8th grade 2nd period Altered Time

When I read I notice the margin. A blog page doesn’t give access to the margin. But in my reading usually there is a margin. And I always have my journal page with which to experiment. So in the margin jot down any even momentary notion you experience. When you attend to sensations they become easier to spot. They also take on a value when considering how they influence perception. Two notes jotted in the margin can introduce a new set of relationships to explore.

(A book by an author who shares an Acadian name with a man whose laugh I enjoy in winter/ A small boy describing the middle of a swimming pool.)

Notes can be by different readers or by the same one at different times.
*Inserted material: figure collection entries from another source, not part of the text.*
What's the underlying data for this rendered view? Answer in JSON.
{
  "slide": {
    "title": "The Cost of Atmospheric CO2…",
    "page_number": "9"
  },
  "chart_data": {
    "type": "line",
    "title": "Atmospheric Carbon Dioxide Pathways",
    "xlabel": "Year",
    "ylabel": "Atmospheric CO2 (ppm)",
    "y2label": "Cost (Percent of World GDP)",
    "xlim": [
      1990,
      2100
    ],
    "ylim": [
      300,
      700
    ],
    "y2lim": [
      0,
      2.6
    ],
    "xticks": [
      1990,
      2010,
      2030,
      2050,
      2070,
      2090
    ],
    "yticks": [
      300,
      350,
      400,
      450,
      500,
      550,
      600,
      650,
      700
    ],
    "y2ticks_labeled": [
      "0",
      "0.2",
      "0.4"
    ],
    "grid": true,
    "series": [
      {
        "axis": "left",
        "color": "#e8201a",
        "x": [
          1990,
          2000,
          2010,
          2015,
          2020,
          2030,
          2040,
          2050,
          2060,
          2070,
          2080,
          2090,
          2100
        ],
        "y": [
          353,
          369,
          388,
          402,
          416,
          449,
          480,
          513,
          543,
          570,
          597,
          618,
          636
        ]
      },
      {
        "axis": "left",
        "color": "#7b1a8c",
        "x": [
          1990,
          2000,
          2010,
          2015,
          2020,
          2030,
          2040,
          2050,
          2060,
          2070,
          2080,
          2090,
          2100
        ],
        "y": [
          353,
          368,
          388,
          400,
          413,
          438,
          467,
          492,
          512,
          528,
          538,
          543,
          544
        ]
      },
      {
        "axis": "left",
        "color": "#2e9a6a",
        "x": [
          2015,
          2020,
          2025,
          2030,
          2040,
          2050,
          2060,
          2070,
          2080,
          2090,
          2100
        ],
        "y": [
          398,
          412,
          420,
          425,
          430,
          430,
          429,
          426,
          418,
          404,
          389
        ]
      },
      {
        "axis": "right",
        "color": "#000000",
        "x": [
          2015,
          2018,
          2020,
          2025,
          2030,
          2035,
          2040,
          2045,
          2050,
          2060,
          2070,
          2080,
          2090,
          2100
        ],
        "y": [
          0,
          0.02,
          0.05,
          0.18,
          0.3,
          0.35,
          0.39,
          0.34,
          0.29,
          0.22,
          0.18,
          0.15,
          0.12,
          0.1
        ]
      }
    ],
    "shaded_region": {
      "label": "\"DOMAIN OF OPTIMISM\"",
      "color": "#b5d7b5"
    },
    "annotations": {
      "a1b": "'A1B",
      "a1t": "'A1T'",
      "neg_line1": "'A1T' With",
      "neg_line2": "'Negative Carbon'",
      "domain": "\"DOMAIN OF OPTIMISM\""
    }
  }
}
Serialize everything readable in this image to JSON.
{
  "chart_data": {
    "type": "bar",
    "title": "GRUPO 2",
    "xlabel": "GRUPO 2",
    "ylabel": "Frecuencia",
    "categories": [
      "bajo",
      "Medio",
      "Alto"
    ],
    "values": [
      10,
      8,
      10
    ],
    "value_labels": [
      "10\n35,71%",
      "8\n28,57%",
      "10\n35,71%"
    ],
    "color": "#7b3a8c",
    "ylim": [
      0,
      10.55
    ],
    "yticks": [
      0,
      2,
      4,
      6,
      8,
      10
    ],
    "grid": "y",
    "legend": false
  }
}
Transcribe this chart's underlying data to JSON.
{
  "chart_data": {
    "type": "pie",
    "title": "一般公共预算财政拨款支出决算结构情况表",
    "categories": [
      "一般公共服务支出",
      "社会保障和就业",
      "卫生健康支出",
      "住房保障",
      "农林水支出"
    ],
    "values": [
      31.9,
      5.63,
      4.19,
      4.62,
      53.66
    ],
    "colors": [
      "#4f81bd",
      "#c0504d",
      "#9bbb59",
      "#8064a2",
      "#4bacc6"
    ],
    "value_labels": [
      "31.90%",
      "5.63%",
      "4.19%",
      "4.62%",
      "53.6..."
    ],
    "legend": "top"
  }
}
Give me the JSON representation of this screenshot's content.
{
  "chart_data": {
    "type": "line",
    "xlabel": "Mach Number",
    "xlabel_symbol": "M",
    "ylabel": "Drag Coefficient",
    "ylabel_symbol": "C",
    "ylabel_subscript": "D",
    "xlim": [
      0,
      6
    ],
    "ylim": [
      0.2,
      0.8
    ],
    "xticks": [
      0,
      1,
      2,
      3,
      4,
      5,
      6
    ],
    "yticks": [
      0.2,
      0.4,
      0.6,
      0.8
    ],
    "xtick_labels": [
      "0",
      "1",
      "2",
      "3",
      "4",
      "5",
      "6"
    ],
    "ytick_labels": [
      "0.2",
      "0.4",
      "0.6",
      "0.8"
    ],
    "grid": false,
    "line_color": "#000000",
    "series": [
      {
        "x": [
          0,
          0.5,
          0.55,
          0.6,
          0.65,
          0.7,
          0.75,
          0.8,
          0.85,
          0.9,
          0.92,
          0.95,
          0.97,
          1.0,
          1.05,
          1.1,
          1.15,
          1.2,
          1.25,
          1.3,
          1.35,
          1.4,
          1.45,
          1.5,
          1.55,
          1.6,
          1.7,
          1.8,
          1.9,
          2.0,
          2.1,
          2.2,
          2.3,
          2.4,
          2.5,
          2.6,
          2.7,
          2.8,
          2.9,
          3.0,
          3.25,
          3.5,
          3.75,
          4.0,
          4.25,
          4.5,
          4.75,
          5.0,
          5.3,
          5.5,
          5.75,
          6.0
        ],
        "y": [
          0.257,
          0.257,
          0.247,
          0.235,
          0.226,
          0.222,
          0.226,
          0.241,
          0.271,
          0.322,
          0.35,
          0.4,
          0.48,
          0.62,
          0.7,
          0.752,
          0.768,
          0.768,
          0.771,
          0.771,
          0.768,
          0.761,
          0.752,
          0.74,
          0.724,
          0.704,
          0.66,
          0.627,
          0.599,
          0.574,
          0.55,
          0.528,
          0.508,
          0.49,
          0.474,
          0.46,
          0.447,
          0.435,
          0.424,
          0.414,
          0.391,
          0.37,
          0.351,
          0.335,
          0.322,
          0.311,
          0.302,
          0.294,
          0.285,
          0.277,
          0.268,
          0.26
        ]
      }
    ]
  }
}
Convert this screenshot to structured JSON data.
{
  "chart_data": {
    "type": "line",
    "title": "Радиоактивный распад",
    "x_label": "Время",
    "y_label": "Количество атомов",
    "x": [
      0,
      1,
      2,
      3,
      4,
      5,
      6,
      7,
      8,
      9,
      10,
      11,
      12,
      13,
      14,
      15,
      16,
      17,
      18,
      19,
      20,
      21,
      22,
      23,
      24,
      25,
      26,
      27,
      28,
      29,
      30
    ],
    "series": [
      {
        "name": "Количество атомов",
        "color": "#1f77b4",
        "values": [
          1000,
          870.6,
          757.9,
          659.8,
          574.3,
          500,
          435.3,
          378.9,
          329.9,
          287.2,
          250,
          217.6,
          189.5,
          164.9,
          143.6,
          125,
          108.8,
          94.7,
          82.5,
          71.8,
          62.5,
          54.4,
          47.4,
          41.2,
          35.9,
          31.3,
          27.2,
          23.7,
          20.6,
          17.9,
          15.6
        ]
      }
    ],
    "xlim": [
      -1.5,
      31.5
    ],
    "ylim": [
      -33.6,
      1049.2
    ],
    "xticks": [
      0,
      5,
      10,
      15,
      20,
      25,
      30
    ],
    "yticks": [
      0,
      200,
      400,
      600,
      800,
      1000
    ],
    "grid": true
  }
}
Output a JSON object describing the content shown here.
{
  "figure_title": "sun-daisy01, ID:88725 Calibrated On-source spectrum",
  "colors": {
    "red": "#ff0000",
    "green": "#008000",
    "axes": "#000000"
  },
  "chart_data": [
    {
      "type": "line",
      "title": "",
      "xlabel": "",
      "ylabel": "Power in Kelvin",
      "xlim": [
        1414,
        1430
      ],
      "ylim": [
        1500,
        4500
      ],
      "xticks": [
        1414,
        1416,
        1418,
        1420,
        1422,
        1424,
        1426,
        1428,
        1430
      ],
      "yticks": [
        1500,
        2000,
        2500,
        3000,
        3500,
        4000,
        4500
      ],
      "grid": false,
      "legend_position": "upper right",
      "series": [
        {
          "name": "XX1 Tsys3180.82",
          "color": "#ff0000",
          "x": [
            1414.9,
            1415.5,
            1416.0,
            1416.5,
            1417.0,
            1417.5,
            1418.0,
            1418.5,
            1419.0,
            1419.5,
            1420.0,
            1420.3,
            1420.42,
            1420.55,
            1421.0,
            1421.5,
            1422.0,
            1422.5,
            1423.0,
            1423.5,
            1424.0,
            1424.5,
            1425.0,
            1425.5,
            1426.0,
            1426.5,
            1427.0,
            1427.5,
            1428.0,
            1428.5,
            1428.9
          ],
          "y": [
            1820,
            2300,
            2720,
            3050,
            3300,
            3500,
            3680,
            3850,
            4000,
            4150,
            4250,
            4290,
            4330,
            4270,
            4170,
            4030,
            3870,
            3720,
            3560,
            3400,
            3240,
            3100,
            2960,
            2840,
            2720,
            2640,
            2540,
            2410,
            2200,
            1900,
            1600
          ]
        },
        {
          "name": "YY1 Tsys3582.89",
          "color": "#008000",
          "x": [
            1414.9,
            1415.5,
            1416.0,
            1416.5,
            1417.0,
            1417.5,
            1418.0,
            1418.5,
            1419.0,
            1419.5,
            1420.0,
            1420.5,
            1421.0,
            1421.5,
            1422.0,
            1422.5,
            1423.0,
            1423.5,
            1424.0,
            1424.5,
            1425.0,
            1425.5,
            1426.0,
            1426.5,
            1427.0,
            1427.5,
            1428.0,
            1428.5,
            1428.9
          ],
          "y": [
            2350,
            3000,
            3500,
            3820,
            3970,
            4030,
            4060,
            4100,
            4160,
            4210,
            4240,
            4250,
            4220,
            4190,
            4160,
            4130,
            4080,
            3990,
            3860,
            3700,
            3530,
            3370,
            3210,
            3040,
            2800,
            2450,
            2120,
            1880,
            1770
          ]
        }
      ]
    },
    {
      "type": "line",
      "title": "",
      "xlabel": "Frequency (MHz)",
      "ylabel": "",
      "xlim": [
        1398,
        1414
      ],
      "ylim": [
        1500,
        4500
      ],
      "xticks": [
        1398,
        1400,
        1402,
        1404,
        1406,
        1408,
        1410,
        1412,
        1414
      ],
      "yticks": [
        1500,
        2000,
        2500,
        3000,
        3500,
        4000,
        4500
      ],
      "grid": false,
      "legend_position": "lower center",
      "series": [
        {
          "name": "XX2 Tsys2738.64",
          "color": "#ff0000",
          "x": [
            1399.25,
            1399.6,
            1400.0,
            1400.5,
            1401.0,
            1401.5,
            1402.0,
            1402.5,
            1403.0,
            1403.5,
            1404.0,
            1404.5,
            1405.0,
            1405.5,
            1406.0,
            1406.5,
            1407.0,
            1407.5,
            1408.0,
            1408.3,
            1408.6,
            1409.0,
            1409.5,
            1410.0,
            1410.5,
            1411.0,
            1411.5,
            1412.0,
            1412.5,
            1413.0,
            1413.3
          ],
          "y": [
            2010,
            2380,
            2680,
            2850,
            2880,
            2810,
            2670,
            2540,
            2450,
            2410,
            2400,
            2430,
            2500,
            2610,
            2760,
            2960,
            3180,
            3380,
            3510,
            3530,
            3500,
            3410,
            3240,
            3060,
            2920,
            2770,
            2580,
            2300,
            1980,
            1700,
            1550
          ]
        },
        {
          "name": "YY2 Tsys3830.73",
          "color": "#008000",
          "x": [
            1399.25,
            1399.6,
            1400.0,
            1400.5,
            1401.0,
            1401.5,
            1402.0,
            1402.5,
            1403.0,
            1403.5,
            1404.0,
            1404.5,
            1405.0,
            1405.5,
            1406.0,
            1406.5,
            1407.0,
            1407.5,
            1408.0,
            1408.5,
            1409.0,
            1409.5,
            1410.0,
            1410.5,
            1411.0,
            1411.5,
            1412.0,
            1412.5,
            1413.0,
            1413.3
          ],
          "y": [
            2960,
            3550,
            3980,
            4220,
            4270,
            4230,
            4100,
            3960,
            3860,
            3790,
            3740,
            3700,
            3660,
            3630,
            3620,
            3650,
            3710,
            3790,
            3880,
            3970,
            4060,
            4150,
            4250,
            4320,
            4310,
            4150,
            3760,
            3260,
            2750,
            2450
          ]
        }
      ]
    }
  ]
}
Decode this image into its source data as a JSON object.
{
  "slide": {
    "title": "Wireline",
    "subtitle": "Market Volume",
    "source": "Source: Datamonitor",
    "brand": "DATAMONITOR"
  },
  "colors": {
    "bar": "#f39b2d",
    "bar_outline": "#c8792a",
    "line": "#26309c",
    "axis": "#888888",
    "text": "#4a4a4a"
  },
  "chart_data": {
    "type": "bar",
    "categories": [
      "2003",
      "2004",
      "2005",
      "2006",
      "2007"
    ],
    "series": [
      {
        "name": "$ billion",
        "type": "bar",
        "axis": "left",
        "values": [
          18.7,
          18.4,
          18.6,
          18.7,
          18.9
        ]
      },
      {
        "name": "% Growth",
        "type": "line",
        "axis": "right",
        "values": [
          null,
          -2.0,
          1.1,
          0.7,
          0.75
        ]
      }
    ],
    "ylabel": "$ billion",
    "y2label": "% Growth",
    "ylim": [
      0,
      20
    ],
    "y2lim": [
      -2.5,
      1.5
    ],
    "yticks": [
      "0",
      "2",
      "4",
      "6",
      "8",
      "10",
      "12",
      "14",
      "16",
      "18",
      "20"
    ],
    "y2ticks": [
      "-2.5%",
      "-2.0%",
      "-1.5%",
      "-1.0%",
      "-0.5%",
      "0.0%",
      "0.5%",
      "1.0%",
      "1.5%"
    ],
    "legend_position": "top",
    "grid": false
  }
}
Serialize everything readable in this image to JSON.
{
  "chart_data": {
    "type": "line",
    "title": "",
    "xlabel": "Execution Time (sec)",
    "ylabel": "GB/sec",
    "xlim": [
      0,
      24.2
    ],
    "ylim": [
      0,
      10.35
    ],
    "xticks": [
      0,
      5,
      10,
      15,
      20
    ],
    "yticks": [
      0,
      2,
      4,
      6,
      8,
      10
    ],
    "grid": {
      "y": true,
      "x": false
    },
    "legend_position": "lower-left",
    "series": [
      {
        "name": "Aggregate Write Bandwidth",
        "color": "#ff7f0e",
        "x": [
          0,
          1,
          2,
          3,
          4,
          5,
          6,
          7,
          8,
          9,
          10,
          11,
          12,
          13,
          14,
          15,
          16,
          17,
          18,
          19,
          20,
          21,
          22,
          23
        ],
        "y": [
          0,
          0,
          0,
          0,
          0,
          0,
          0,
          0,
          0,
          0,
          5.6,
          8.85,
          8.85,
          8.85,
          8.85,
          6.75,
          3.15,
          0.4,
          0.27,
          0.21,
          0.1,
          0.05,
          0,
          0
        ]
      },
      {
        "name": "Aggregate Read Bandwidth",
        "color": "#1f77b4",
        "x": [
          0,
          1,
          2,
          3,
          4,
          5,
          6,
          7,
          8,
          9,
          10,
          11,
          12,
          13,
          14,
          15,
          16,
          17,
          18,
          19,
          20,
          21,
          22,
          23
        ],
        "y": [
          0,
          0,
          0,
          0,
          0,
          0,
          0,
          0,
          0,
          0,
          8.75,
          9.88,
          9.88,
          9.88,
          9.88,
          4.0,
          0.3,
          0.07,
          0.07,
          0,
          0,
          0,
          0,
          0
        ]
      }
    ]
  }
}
An exercise related to taking time to recognize patterns comes from collecting shark’s teeth on the beach. A friend once told me to look for fossilized sharks teeth along the coast near Topsail, North Carolina. I would struggle to find one during a week spent each summer. Sometimes I would forget until late in the vacation. One year I found a few teeth and noticed that there was something about the black shiny color that seemed to distinguish the teeth from other objects on the beach. The color spoke. Something about the shape and size held my mind in a different state. A certain edge alerted me to a tooth even mostly submerged in sand. Suddenly, subtly, we converse. The teeth and my mind’s pattern recognition center communicate in some nonverbal language across eons as I comb the beach. The rush of delight I feel in entering this collecting state disconnects me from linear space and time and reconnects me in a seemingly timeless dialogue. The humor I feel, considering my hunt and the time since these teeth actually helped a shark hunt adds to the peculiarity of my pursuit. Each time I return I have to remember to suspend preconceived notions of searching and resume the special pattern perception dialogue. Now I realize that far more fossils exist than fossilized teeth on the beach. The raven within me delights in the black shine.

Time Exercise#2: Time forms Patterns

Hunt for some object by suspending the direct search and by selecting a characteristic that the mind can hold while the rest of our attention disengages from the outcome.





I’ve been wondering if whale and dolphin spotting along the coast follows a similar focusing and accommodation of perception.